This month’s T-SQL Tuesday is hosted by friend and Zen Master Chris Yates (b/t). Since this T-SQL Tuesday falls on Chris' birthday, he's made it a present to all of us. Basically write about something you want to learn/teach/have/whatever in SQL Server. Since I've spent most of this year studying, I'm going to write about what I want to learn.
Some back story – at the PASS Summit last year, I had the good fortune (or possible misfortune) to spend time talking with Buck Woody[b/t] from the Microsoft Data Science and Machine Learning team. I've always been interested in the idea of data analytics and what does all of this stuff that we're collecting mean. Our conversation just happened to take place in a time when I was up for a challenge. So with some ideas from Buck and some research on my own, I've started down the data science path.
Since my bachelor's degree was entirely liberal arts, I deftly got around taking really any math at all. The last few months have been a combination of learning R as well as going back and learning the statistics and all of the math in between that I've avoided until now. Strangely enough, I've really enjoyed it. I also had the opportunity to attend the inaugural MS Data Insights Summit last March.

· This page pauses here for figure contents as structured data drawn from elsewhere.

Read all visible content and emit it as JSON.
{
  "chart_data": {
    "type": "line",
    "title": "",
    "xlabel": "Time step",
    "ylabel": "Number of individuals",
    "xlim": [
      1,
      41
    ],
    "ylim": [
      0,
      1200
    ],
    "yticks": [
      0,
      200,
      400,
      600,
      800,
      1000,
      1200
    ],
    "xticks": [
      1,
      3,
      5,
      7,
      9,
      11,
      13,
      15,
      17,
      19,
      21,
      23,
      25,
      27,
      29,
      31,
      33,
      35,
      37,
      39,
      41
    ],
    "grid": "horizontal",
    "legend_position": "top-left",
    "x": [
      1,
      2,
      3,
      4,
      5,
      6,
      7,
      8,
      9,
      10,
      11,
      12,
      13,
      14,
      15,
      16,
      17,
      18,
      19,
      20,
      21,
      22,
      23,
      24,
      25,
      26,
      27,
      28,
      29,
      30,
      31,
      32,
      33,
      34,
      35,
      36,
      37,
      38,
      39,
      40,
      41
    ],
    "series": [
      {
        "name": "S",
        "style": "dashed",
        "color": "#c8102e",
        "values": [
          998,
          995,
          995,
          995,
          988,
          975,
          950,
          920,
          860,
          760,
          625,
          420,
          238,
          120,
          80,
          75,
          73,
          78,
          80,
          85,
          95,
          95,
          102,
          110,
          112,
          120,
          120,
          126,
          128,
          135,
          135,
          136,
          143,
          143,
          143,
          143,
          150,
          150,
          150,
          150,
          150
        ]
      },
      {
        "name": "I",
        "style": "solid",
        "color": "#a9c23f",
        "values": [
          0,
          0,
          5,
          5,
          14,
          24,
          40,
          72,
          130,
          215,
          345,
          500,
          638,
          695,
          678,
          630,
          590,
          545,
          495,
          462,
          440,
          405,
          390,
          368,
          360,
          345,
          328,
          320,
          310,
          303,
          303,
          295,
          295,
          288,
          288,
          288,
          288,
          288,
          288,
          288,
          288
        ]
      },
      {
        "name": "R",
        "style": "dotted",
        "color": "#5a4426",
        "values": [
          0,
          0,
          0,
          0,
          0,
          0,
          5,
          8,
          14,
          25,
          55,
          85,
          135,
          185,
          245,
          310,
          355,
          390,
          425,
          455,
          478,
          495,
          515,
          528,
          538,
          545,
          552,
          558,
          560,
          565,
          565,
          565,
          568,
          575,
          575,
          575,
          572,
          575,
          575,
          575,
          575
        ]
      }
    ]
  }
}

Now (finally) to the point of this T-SQL Tuesday. I'm really looking forward to using the R-Services that are available in SQL Server 2016. R along with add-on libraries does some pretty amazing data analysis and visualization on its own (see some here), but there are some limitations. Working with large data sets in R can be problematic because all of the work is done in resident memory. I have an okay sized laptop, but I might want to analyze data sets that are larger than the memory set available. Also, the common implementation is single threaded, which can make things difficult.
With the SQL Server R Services available in SQL Server 2016, there are components that allow you to make use of the resources on the SQL Server instance for heavy calculations and working with large data sets. Additionally, obviously, you have access to the data that you're analyzing, and you can build R modules into stored procedures. R uses data frames, which are a similar concept to the tables that we're already used to working with.
It'll probably be a little while yet until I get working with the R services, but I'm really excited about going down that path soon.